Double peine pour les travailleurs frontaliers en chômage partiel

Avec la crise sanitaire, le comité des travailleurs frontaliers de Moselle est assailli de réclamations de salariés français qui ont été placés en chômage partiel par leur employeur allemand et qui sont victimes d'une double imposition en Allemagne et en France. 
Le pont qui relie Sarreguemines en Moselle à Kleinblittersdorf en Sarre
Le pont qui relie Sarreguemines en Moselle à Kleinblittersdorf en Sarre © Christophe Gomond FTV
Depuis ces derniers jours il faut s'armer de patience pour joindre le comité des travailleurs frontaliers de Moselle. Les bureaux de Sarreguemines étant fermés au public à cause du confinement, c'est uniquement par téléphone ou par mail qu'il est possible d'entrer en contact avec les bénévoles de l'association. Actuellement le téléphone n'arrête pas de sonner.

"On ne sait plus où donner de la tête, nous sommes submergés par l'arrivée de dossiers, des personnes qui sont au chômage partiel depuis plusieurs mois quelquefois" 

Arsène Schmitt le président du comité.

 

Grave injustice

Avec la crise sanitaire, les salariés français qui travaillent du côté allemand et qui ont été placés en chômage partiel par leur employeur sont victimes d'une grave injustice.

Ils sont doublement imposés. Précisons déjà que l'Allemagne est moins généreuse que la France en matière de chômage partiel puisqu'un salarié allemand perçoit au maximum 67% de sa rémunération nette s'il a des enfants et seulement 60% s'il n'en a pas.

Mais avec le prélèvement de l'impôt à la source en Allemagne le frontalier ne touche plus que 47% de son salaire. Pire ses sommes sont imposées au titre de l'impôt sur le revenu en France. Une double imposition qui constitue "un scandale" selon Arsène Schmitt.

"Certains salariés perdent plusieurs centaines d'euros par mois.
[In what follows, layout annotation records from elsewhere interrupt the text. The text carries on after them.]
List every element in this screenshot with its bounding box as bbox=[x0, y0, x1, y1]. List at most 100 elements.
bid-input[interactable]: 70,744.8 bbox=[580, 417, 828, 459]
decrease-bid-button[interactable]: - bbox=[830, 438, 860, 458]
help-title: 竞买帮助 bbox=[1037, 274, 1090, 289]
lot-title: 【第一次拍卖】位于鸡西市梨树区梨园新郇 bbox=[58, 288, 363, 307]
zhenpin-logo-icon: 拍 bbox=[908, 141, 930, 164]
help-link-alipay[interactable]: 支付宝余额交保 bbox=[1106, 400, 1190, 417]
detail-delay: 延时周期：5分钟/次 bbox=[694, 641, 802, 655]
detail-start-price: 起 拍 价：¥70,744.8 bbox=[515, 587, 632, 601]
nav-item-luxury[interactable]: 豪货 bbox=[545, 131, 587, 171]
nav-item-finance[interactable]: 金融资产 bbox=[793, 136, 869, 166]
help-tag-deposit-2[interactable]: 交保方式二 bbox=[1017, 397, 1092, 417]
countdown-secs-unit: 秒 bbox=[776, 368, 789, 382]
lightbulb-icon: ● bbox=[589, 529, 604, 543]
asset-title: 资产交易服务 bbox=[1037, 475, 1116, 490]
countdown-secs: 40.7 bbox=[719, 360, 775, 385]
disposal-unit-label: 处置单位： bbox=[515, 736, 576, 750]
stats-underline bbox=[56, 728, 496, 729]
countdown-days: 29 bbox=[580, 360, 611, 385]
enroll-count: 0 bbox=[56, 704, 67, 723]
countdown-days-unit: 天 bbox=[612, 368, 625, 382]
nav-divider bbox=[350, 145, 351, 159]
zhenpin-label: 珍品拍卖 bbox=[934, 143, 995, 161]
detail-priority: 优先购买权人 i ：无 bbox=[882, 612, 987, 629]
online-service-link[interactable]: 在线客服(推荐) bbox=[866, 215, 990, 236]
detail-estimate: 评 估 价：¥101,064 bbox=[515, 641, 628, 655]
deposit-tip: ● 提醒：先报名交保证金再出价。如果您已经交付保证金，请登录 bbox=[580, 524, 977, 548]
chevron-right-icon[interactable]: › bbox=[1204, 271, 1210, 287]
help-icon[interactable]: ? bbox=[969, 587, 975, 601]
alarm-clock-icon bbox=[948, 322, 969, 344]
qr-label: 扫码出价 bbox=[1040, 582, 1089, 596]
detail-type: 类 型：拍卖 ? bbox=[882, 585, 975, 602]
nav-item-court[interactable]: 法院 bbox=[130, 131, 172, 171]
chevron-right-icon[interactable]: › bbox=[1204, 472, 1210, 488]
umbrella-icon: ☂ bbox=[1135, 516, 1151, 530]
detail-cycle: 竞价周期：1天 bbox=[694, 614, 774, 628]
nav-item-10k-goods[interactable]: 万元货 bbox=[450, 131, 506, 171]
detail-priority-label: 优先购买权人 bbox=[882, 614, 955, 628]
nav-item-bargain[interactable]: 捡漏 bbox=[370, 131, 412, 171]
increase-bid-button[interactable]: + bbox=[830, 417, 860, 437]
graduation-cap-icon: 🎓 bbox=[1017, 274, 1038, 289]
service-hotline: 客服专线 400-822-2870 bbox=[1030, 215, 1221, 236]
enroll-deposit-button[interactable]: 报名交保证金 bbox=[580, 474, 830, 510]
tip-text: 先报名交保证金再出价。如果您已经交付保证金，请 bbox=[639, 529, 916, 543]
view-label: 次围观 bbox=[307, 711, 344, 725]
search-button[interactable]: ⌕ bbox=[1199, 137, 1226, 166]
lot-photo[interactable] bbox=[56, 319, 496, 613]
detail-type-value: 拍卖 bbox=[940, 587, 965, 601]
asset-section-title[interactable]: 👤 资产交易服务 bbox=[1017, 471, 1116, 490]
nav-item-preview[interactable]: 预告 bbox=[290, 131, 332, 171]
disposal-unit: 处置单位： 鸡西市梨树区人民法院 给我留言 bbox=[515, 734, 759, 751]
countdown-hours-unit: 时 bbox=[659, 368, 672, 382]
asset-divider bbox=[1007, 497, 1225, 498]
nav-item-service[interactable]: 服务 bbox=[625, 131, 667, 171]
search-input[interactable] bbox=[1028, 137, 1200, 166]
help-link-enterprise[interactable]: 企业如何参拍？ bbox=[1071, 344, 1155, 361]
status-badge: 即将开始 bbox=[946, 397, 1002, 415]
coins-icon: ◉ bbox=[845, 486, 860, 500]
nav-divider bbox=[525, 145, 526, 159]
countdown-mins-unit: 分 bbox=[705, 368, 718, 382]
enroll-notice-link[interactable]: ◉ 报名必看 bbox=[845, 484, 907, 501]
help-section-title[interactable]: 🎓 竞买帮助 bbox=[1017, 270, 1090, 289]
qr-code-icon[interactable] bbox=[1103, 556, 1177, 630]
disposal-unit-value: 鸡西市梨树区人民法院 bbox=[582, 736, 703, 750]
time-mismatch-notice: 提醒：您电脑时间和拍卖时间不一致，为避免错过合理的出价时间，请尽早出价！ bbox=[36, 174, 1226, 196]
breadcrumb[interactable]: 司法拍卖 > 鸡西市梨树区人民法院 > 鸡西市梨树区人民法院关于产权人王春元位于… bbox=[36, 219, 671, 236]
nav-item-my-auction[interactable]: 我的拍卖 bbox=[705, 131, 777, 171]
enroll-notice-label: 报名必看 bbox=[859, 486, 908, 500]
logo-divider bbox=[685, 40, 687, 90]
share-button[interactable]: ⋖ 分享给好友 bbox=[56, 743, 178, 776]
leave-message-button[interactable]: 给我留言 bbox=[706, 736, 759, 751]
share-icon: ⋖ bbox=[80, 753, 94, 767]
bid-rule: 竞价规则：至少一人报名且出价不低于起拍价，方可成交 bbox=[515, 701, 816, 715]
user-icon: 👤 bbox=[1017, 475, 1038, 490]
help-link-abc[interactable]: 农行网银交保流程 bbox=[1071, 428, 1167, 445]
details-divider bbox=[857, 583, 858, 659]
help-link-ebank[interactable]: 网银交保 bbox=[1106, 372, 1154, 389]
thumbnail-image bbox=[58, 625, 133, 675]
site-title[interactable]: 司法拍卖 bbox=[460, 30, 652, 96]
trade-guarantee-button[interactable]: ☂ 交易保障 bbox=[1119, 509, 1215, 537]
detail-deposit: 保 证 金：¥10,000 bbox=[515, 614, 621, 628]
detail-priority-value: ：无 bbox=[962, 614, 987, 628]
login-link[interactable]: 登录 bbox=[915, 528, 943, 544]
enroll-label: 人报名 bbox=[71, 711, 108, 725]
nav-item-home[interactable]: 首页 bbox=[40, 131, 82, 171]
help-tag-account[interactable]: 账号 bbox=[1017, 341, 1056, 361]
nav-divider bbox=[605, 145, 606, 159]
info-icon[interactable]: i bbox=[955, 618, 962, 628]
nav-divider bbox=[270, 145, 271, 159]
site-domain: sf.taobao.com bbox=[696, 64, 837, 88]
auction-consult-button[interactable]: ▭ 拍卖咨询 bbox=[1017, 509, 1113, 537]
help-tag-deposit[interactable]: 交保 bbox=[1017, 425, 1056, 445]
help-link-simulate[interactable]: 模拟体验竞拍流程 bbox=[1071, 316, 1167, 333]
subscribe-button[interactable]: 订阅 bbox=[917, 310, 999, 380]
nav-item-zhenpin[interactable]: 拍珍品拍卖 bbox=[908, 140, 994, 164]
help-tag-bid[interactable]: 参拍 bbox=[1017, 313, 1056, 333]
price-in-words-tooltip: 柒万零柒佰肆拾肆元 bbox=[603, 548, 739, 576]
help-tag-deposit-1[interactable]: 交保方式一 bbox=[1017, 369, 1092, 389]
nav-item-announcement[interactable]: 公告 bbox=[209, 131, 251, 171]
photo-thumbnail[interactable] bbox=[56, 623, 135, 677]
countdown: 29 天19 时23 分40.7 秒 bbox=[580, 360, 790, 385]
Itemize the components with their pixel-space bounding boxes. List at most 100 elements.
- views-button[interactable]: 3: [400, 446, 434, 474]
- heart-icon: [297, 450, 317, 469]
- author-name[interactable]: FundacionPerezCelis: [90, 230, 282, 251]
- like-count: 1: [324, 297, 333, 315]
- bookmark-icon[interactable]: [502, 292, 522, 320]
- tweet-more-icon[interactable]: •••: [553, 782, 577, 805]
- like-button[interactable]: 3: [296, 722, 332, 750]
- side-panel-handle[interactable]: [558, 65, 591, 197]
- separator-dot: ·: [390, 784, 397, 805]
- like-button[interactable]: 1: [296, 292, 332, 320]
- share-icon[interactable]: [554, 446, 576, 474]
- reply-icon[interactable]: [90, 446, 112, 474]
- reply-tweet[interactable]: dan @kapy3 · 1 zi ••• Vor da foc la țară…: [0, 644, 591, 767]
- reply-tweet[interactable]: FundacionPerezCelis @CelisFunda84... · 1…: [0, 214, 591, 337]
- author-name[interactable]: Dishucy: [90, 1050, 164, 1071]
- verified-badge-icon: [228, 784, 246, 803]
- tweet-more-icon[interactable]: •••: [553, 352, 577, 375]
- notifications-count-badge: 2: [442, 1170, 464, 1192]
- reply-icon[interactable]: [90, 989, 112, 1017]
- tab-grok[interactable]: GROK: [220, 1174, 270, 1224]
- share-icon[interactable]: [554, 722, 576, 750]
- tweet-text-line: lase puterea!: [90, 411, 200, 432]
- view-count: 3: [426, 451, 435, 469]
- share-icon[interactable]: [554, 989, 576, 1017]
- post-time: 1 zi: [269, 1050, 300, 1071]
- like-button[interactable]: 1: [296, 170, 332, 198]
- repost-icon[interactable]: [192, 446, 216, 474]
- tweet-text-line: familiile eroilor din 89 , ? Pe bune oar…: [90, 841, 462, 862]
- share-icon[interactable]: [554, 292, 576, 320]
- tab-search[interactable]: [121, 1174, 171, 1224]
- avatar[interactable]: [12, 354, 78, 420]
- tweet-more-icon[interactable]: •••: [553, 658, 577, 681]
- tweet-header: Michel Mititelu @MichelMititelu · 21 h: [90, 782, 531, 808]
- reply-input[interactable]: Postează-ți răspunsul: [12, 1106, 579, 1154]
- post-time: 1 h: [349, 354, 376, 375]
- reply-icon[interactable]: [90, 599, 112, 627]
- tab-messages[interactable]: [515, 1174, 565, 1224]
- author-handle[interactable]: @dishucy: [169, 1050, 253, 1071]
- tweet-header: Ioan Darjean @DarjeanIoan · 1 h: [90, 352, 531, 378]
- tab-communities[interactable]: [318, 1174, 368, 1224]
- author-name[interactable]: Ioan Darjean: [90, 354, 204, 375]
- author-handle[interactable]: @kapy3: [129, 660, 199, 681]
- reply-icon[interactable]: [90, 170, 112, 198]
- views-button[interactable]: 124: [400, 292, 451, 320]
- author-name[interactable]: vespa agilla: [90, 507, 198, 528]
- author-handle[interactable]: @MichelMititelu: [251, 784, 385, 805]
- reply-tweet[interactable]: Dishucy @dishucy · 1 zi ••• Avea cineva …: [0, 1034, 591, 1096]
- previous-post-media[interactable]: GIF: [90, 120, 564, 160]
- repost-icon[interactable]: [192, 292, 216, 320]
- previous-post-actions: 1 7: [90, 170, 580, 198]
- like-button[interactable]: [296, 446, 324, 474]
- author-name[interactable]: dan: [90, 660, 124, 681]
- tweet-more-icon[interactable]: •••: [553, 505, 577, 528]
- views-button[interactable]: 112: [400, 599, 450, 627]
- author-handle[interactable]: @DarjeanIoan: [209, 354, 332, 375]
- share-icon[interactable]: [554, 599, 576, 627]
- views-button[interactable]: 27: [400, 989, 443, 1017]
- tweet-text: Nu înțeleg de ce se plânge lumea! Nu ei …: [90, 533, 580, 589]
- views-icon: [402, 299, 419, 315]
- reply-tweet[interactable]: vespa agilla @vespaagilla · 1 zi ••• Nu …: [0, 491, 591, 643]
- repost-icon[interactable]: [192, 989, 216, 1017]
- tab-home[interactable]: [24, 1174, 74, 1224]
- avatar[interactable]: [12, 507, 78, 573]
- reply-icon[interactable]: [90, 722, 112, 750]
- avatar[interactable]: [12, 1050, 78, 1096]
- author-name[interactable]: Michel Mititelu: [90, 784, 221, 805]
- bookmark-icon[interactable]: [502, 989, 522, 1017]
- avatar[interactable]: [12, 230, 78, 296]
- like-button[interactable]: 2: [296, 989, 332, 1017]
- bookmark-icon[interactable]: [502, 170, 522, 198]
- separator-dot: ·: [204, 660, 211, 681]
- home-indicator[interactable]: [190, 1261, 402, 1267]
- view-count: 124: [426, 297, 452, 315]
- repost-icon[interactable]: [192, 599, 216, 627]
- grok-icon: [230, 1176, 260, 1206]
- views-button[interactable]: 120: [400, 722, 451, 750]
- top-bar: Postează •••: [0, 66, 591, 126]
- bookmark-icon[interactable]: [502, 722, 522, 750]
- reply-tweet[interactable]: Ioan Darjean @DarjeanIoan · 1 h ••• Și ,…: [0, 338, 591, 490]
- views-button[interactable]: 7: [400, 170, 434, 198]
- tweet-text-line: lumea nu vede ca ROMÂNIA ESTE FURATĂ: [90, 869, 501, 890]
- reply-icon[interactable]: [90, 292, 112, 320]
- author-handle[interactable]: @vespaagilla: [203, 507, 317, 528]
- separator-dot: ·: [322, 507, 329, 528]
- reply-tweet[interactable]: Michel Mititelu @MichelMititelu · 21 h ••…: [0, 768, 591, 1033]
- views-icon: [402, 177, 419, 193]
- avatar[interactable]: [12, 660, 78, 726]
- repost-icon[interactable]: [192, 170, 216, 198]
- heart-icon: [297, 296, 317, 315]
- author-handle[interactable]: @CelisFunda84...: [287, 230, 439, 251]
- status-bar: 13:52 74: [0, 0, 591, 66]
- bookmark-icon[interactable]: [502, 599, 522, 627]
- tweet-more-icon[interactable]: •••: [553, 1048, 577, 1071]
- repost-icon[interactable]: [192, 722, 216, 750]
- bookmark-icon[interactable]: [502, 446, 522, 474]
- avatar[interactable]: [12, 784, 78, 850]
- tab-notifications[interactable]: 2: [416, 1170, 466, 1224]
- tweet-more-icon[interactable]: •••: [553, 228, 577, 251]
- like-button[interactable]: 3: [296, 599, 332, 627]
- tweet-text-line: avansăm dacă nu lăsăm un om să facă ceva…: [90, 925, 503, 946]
Les textes sont pourtant clairs mais ils ne sont pas appliqués du côté allemand. On se bat depuis deux ans pour faire réparer cette injustice. La double imposition qui frappe les travailleurs frontaliers est en totale contradiction avec les textes signés par les deux pays."

 

Des accords bafoués

Selon l'article 13 de l'avenant de la convention fiscale franco-allemande du 31 Mars 2015, il est stipulé "que les pensions, les rentes y compris les sommes versées au titres des assurances sociales légales dont font partie les revenus de chômage partiel ne sont imposables que dans l'Etat dont le bénéficiaire est un résident". Soit en France.

Sur le papier il n y a donc pas de double imposition sauf qu'en pratique l'Allemagne ne respecte pas cette convention fiscale spécifique.

C'est pourquoi le comité de défense des travailleurs frontaliers multiplie les démarches auprès des ministères concernés aussi bien en France qu'en Allemagne pour que les textes tels qu'ils ont été signés par les deux pays soient appliqués correctement.

Le comité a rédigé de nombreuses lettres de réclamation auprès des employeurs allemands et de la Bundesagentur für Arbeit (le pôle emploi allemand)
Il a mandaté son avocat pour agir en justice.
Mais ce travail fastidieux dossier par dossier est très chronophage.

Seule une solution politique permettrait de changer la donne et d'empêcher cette profonde injustice que connaissent les travailleurs frontaliers durant cette difficile période de crise sanitaire.